"Come on, Calvin. Let's go away from the naughty boy." The woman narrowed her eyes at me, took her little boy by the hand, and stomped off.
The naughty boy she was talking about was my son. Tommy.
I had taken him to the park, something that I almost dreaded to do, because I knew it would nearly always inevitably end with someone tugging their child away from mine. My son has autism, so being social never came easily for him. When he was tiny, he'd rush over and squeeze the arm of whoever was crying because he couldn't stand to hear the wails. When he got older and began to be able to express his feelings, he told me honestly, "It felt like glass was going across my brain whenever a kid would cry. I was trying to get them to stop, but didn't know how to tell them to stop."
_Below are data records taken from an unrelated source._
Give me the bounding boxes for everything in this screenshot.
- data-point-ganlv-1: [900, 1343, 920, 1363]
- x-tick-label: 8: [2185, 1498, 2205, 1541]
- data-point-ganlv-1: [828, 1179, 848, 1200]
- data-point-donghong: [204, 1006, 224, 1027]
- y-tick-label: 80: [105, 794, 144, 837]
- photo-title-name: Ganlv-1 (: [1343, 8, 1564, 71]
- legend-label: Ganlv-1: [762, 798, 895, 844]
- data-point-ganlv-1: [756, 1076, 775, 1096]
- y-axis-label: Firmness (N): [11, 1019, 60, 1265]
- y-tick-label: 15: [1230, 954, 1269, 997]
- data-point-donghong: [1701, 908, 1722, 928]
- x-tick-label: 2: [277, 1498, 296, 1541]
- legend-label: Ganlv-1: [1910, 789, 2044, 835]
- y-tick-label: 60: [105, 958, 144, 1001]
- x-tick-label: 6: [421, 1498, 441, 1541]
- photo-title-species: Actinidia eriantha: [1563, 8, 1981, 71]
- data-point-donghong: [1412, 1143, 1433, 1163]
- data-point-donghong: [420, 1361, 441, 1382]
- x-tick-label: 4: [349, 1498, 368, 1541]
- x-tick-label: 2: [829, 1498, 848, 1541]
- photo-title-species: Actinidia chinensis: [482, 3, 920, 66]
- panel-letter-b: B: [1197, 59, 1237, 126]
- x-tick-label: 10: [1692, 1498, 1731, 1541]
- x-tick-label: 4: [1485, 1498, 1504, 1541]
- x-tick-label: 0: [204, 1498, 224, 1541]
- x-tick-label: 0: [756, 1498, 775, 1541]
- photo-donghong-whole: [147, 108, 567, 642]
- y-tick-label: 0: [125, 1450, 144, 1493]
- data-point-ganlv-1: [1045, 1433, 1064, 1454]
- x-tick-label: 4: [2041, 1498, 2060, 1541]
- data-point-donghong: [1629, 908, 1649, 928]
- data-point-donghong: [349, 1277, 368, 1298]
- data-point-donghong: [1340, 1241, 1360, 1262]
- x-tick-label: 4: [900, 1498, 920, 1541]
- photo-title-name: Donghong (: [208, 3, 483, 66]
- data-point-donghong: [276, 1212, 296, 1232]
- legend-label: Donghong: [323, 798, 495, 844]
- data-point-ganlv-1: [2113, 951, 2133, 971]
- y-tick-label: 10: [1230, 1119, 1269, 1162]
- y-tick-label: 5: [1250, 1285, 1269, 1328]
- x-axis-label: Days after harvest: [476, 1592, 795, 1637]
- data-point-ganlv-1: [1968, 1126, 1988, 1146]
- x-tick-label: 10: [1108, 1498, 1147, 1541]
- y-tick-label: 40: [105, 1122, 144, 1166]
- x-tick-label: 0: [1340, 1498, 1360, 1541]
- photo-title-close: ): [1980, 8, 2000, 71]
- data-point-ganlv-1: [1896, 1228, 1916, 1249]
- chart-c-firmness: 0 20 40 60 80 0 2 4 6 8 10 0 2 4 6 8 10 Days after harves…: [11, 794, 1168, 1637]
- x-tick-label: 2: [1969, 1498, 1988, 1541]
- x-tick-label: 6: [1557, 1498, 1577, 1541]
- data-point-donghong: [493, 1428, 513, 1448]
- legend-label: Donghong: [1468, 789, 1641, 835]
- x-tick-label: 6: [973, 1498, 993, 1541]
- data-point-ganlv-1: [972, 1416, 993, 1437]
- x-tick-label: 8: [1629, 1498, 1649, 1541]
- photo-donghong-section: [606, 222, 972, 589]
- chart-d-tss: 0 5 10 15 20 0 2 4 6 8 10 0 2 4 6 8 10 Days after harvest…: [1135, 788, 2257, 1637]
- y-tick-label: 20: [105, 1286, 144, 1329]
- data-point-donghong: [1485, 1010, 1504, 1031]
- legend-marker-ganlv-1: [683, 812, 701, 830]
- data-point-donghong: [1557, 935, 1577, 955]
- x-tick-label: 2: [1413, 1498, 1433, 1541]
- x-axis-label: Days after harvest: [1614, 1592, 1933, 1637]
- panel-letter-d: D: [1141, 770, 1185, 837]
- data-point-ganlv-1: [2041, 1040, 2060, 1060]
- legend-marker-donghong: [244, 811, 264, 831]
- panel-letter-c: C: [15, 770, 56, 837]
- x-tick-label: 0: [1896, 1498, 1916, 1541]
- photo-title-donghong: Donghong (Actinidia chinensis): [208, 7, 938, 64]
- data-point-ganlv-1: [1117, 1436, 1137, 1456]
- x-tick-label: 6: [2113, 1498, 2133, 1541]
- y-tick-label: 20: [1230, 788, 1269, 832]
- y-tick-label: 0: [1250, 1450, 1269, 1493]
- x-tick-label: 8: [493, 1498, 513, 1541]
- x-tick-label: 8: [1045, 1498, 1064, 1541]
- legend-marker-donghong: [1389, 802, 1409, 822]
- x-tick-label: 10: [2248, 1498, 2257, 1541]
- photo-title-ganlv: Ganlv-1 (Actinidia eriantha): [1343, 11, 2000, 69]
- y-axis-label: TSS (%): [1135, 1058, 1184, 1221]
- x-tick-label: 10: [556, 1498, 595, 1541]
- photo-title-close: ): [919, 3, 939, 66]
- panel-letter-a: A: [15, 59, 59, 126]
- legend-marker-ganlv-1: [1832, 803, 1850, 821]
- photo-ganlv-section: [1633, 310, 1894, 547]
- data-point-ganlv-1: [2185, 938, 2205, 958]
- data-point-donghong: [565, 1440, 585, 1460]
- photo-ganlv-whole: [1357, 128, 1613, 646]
Obviously parents who don't understand the world of autism wouldn't understand why another child was racing over in a panic, grasping onto their child's wrist. Tommy would do this while tensing up, causing his face to shake briefly as if he were cold. But he wasn't cold. He was in pain. The crying from that other child was causing him pain.
Other parents wouldn't get it though. They'd just see a kid touching theirs and would hurry away before I could explain.
"He doesn't mean it to be cruel," I'd say feebly to their retreating backs. "He has autism."
But it wouldn't matter. My kid was the one to avoid. If we showed up to the park and saw parents who had encountered my son before, they'd quickly leave. If they were with friends, they'd mutter something and all eyes would turn towards us before everyone gathered their belongings and children and swiftly made their exit.
It can be lonely having a child with autism. A lot of people don't understand. They would simply refer to my kid as a brat when he'd wail over a tag against his back. They'd whisper and giggle when my son would walk back and forth, back and forth in front of the slide. I'd say, "He's stimming," but I'd be met with a blank look. One lady even bluntly answered, "Whatever it is, it looks weird."
It got to the point where I rarely would bring Tommy to the park. Oh sure, I had friends who understood he had autism, but even they would get annoyed when Tommy would squeeze their child's arm if they dared to cry in their presence. Excuses would be made.
"Maybe come over without Tommy sometime so we can hang out? Just us?"
"Well, my son is sort of afraid of yours..."
"Um, could you come get your son? There's a bunch of boys over here and yours won't stop crying."
I'd like to say things got better, but really, my son always was and always will be socially awkward. He did have another friend on the spectrum. They'd get together, stim, and play in their own corners. But then we moved. Tommy did find some other people who didn't mind his quirks, but then they moved. Now, as a teenager, he doesn't really hang out with his peers. He's not lonely though. No, he communicates while playing video games. When he does this, the people on the other end don't see him rocking back and forth.
Sometimes I take my neurotypical daughter to a larger park in the area. We were there once and I saw a tiny boy walking back and forth, back and forth. The mom was trying to get him to go down the slide. I could see other mothers flicking looks in her direction. I remembered those looks. And so I said to the mom, "Your son is adorable," because he was, with brown hair and brown eyes that were fixated on the corner of the play structure.
She gave me a harried expression. The expression of a parent with autism. We're constantly trying to soothe our kids and keep them comfortable in a world that can be overstimulating.
"Thanks," she said. "He won't go down the slide. He's....well, it's something called..."
"Stimming," I cut in, and she gave me a grateful look. Her shoulders instantly relaxed. She knew I was one of her people. She knew I got it. She wouldn't see any raised eyebrows from me. She wouldn't see judgement.
We smiled, wishing that the rest of the world could be just as understanding.
Maybe someday they will be. Please remember, if you see a child at the park doing something that you think is unusual, wait before you judge. Remind the mom that she's not alone.
Because we're all just trying to do our best.